Field in data file exceeds maximum length
Record 2: Rejected-Error on table TT, column OBJECT_TYPE.
Field in data file exceeds maximum length
Record 3: Rejected-Error on table TT, column OBJECT_TYPE.
Field in data file exceeds maximum length
Record 4: Rejected-Error on table TT, column OBJECT_TYPE.
Field in data file exceeds maximum length
After trying for a while, we finally found that the length setting for the set linesize was relatively large. when parsing Based on commas, the length of the last field contains the remaining space. When it is loaded, it will be found that the length is too large. The length of the table is exceeded.
In this case, I cannot specify the length one by one.
At this time, I thought of the trimspool function and tried to make it work.
The spooldata. sh script content is as follows:
Sqlplus-s $1 <EOF
Set pages 0
Col object_name format a30
Set linesize 10000
Set trimspool on
Set feedback off
Set colsep ','
Spool $ 2.lst
Select * from $2 where rownum <20;
Spool off;
EOF
If you try to import the file again, there will be no problem.
[Ora11g @ rac1 sqlldr] $ sqlldr n1/n1 control = sqlldr. ctl data = t. lst
SQL * Loader: Release 11.2.0.3.0-Production on Tue May 27 08:14:44 2014
Copyright (c) 1982,201 1, Oracle and/or its affiliates.

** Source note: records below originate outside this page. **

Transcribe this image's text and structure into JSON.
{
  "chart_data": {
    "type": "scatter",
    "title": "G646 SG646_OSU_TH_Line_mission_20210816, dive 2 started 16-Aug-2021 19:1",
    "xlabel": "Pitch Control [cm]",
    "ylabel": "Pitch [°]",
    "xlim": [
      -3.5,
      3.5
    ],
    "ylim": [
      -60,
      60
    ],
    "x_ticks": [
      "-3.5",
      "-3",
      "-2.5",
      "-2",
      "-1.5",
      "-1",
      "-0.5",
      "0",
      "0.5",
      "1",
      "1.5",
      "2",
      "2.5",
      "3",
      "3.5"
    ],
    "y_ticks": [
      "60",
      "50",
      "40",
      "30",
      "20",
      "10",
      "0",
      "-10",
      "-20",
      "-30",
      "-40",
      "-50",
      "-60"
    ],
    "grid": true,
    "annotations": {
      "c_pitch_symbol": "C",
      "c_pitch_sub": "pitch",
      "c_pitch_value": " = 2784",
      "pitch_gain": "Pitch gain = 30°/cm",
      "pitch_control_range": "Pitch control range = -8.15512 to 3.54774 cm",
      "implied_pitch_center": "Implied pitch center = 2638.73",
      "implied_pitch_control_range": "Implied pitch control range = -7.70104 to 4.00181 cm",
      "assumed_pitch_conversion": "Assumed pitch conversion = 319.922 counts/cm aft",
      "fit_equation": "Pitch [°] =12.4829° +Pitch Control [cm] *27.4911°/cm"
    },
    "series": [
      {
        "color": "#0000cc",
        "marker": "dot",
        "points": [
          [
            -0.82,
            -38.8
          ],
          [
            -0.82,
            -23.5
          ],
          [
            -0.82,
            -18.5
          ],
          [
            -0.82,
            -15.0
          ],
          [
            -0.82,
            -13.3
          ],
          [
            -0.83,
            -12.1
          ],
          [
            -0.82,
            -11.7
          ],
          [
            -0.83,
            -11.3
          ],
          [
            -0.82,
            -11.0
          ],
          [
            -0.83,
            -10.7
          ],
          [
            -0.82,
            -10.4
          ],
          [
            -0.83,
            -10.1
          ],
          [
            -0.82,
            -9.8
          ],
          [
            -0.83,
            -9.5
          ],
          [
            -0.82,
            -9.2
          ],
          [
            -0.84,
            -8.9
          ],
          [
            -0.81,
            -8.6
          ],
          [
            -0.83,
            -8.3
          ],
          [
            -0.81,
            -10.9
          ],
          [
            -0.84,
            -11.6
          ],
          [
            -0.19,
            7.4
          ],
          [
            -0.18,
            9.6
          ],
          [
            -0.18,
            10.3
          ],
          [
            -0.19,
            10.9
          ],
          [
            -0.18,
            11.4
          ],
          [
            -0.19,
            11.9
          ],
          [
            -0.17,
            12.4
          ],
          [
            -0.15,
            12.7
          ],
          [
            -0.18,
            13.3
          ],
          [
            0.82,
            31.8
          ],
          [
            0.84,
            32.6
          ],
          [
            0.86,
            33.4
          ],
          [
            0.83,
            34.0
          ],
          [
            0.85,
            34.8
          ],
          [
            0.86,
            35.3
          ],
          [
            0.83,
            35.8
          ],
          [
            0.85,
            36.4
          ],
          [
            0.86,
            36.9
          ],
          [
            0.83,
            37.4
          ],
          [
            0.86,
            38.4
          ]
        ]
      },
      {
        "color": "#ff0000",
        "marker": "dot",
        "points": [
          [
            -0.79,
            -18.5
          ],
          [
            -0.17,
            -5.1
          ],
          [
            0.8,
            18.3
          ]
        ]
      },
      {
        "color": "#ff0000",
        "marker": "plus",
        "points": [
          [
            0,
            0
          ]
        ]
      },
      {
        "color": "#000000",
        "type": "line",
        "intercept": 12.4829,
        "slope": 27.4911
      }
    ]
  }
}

All rights reserved.
Commit point reached-logical record count 19
So far, let's start to see how much Performance Improvement the direct method has.
The following table lists the testing results of nearly 0.8 million data records.
When the direct method is not used, data will be loaded at a certain frequency (50 records by default), which takes 79 seconds, and 10 thousand data records will be uploaded in one second.
Commit point reached-logical record count 793480
Commit point reached-logical record count 793544
Commit point reached-logical record count 793608
Commit point reached-logical record count 793672
Commit point reached-logical record count 793736
Commit point reached-logical record count 793800
Commit point reached-logical record count 793864
Commit point reached-logical record count 793928
Commit point reached-logical record count 793992
Commit point reached-logical record count 794056
Commit point reached-logical record count 794120
Commit point reached-logical record count 794184
Commit point reached-logical record count 794248
Commit point reached-logical record count 794312
Commit point reached-logical record count 794369
However, when direct = true is used, the speed is significantly improved, and the output is also very simple, just the following line. It takes 8 seconds to process 0.1 million data records in one second.
8 s
[Ora11g @ rac1 sqlldr] $ sqlldr n1/n1 direct = true control = sqlldr. ctl data = t. lst
SQL * Loader: Release 11.2.0.3.0-Production on Tue May 27 07:56:31 2014
Copyright (c) 1982,201 1, Oracle and/or its affiliates. All rights reserved.
Load completed-logical record count 794369.